Sister Roseann’s community currently has three members, and she said she is hopeful about future growth. Comparing her community to the New York-based Sisters of Life, which has seen large numbers of women join in recent years, Sister Roseann said that vocations to the religious life do not come in numbers from a chronically morally broken society.
“We’re not going to get vocations from contracepting families. If all their married life, Catholic families have been contracepting, there has been this barrier between God and themselves at the very heart of the relationship, at the very heart of their marriage, of the sacramental bringing together.”
“Vocation is nine times out of ten from the Church in the home, from people who are nurtured in the faith,” she said. “And if you have never in your married life been generous with God, then you’re not going to want to give your child up, one of your 1.2 children, to religious life.”
She added, “It is a real problem because however difficult the issue of abortion is, once you start to talk about not just the contraceptive mentality, but the reality of contraception and what it’s doing to our society, I think that’s a very real problem with vocations.”
She laid the responsibility for the lack of knowledge about the faith at the feet of the Catholic Church’s authorities, who have allowed Catholic education to become “woefully inadequate for the last 40 years,” which has caused a “massive melt-down in the teaching of the faith.”

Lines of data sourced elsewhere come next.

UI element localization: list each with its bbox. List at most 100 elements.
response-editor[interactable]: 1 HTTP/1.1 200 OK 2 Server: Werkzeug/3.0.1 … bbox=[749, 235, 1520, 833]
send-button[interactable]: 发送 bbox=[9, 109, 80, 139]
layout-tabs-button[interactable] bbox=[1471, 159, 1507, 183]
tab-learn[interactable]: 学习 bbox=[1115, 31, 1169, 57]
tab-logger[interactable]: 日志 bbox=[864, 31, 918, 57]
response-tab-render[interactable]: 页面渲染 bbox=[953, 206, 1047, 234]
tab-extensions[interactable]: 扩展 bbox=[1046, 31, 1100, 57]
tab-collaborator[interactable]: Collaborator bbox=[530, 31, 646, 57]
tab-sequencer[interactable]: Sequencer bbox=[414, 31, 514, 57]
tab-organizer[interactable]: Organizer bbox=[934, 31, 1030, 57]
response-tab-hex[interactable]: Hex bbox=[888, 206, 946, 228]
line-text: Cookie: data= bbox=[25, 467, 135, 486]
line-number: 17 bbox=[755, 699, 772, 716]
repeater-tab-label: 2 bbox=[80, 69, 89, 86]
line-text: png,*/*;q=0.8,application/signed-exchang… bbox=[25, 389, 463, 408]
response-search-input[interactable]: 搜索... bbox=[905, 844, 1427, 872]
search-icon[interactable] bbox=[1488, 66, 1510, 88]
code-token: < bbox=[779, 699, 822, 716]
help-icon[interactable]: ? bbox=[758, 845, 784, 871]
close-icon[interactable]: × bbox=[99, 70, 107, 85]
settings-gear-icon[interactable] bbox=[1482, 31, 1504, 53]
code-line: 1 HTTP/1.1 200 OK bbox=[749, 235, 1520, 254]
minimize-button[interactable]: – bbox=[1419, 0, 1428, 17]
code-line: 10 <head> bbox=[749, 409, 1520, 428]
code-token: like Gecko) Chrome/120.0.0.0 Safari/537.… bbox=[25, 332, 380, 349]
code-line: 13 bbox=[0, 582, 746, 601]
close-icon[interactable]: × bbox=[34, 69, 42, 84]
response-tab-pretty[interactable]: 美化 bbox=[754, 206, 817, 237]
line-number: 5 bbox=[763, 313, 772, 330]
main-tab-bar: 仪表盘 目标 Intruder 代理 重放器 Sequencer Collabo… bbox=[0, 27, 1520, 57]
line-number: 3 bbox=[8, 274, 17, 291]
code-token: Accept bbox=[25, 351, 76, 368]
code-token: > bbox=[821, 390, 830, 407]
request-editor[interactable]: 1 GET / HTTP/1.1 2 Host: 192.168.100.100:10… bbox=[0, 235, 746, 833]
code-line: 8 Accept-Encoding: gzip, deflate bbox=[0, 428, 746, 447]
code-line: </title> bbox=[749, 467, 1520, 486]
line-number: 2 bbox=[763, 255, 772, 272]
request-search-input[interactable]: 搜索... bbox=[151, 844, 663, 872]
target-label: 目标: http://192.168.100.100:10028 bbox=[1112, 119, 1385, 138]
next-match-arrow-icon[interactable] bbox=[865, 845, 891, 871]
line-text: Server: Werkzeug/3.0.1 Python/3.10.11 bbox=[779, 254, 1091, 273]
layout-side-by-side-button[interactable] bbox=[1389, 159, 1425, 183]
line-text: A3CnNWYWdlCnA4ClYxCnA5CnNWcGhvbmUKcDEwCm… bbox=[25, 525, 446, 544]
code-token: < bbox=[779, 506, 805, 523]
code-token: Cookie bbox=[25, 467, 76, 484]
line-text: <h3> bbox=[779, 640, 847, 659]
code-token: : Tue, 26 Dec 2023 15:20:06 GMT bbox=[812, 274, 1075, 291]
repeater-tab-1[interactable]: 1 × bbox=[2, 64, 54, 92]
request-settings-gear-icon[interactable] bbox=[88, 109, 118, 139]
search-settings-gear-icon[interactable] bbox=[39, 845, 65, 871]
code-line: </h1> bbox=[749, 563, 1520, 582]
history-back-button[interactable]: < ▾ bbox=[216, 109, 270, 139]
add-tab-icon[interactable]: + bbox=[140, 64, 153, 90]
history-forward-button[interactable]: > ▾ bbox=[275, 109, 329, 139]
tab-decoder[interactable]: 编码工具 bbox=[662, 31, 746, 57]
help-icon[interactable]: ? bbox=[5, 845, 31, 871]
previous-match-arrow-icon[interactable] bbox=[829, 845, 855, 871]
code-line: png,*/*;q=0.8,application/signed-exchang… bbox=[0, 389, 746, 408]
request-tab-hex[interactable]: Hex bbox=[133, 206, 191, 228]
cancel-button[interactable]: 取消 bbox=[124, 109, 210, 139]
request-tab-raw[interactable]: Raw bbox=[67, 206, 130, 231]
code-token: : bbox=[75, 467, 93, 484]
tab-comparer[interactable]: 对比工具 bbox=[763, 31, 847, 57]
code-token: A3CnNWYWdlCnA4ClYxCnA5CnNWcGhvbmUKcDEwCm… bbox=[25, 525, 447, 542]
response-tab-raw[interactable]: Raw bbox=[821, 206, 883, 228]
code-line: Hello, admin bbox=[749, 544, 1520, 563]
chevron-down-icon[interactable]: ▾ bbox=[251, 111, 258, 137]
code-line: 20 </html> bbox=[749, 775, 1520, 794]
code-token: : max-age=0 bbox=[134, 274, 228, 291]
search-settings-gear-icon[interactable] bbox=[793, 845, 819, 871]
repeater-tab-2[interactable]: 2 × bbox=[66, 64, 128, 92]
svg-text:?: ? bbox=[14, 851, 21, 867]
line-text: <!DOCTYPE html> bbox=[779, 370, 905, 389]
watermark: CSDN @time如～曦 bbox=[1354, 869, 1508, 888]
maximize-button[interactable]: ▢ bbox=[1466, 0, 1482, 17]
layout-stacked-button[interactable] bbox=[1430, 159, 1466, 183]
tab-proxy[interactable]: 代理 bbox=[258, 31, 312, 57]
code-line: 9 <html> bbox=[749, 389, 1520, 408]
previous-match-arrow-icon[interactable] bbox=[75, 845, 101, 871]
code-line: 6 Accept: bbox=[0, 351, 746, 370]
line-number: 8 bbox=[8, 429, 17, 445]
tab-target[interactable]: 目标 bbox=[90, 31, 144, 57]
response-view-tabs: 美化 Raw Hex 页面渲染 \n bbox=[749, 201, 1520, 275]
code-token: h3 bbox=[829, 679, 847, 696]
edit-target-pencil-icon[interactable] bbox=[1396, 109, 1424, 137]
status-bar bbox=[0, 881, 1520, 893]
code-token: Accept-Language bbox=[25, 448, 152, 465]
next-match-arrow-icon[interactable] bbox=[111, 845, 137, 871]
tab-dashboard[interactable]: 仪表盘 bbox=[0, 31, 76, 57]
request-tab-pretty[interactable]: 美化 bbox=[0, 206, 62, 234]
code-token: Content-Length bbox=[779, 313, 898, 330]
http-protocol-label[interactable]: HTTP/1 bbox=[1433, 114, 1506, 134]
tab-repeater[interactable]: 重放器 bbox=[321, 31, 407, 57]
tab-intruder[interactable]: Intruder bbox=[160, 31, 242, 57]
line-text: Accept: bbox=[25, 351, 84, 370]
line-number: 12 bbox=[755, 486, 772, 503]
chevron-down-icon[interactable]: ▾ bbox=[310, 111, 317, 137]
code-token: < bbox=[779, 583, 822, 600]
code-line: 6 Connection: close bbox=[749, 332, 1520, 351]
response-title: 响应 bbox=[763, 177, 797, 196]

“A lot of people simply don’t know that the Church is against contraception, or if they do, they accept it on the grounds of ‘individual conscience’. They forget the whole part about how you have to inform your conscience in light of the Church’s teaching. And not inform your conscience in the light of Oprah.”
The Sisters of the Gospel of Life have focused on contraception as well as abortion because, “people are getting damaged.” The youngest pregnant girl the sisters ever dealt with at the Glasgow centre was 12 years old. “It’s just ridiculous that a twelve year-old girl is getting pregnant.”
“The problem is not that she’s having a baby; the problem is that a 12 year old is having sex.”
Sr. Roseann is hopeful about the future, however. Catholics and other pro-life people around Britain, she said, look to the Cardinal Winning Initiative for the leadership that is lacking from the Church’s hierarchy. “People love being part of the pro-life initiative. We get a lot of support from people.
“When people come they’re always amazed at how happy and friendly and joyful it is. And that is telling of itself, that people come and are amazed that a pro-life thing is happy. I think, well, how can it be anything else?”
“All you can do is fight back. All you can do is do what you think God is calling you to do. You just do your best, day in and day out. We’re not in charge of anything. God is in charge.”